What does the error mean? How do we fix it?

This error is usually going to indicate that the CDP locations listed in the CA’s certificate can’t be reached. How to verify this:

 

  Certutil –verify –urlfetch <CA cert>.cer

  Certutil –url <ca cert>.cer

 

This is going to show the same revocation error perhaps for one or more CRL locations. We need to then determine if the CRL location (https://, ldap:///, file://) is actually pointing to a bad server (that doesn’t exist and will never exist) or to a valid server… that just doesn’t have the CRL properly installed/copied.
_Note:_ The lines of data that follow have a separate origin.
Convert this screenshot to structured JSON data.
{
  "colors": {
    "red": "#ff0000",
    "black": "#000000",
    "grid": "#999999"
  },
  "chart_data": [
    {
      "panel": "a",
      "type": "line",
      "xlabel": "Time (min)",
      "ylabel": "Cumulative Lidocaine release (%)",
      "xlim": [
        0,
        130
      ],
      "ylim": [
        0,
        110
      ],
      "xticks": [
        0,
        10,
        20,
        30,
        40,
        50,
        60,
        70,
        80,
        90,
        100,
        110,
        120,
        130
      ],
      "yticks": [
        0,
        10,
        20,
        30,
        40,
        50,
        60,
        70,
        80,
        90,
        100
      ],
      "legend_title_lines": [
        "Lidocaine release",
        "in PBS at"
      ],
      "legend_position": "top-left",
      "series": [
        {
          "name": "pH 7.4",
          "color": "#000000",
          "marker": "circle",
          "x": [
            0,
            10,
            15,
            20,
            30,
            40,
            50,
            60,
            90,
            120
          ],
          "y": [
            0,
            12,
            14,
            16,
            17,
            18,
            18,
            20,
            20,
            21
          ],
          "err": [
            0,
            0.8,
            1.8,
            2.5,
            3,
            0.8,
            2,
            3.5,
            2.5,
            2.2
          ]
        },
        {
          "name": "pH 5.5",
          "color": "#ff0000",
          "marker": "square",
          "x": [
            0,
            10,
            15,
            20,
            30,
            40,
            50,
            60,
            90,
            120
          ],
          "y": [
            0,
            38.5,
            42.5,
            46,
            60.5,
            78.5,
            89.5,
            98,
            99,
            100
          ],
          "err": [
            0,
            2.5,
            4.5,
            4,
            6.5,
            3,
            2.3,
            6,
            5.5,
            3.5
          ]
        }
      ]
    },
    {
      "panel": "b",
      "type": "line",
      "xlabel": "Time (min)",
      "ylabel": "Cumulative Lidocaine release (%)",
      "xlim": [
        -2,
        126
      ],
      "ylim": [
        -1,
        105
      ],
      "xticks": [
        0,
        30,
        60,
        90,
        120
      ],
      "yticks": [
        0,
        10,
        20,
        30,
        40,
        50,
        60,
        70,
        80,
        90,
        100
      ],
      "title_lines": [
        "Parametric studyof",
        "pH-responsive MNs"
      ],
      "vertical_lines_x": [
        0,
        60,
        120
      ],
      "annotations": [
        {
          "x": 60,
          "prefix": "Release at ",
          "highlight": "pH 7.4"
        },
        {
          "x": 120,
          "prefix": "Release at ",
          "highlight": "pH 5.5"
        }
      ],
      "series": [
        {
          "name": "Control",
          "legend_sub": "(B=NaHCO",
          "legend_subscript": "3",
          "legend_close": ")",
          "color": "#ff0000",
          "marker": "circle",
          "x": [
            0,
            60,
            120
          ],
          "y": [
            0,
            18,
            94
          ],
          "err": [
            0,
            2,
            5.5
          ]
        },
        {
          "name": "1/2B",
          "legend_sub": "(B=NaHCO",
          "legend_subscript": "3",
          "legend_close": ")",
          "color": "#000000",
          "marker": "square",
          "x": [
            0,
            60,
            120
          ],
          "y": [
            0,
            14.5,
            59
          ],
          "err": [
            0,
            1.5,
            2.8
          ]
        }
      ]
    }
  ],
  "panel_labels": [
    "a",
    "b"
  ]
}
If the CRL is just not there, copy it to that location (http/file) or use certutil –dspublish to import it to the AD.

 

If the CRL location is permanently bad…

 

- Is this a root CA?

o In theory, the Root CA’s cert should have empty CDP and AIA paths (good design), as it would never need to check those CDP/AIA paths for any revocation functions. To keep things simple, you should be able to run the certutil command to just disable offline revocation failures.

- Is this a subordinate CA?

o If so, you would need to renew the CA’s cert, this time with good CDP/AIA locations. Where does the subordinate cert get its CDP/AIA locations from? From the extension settings of the root CA (not the CAPolicy.inf J). Go to the root CA certification authority snapin, right click on the name of the CA, go to properties, to the Extensions tab, and set up proper CDP and AIA paths that the subordinate CA(s) can access. Then, re-request the subordinate CA’s cert with the SAME key pair, install it (certutil –installcert), and you should be good to go.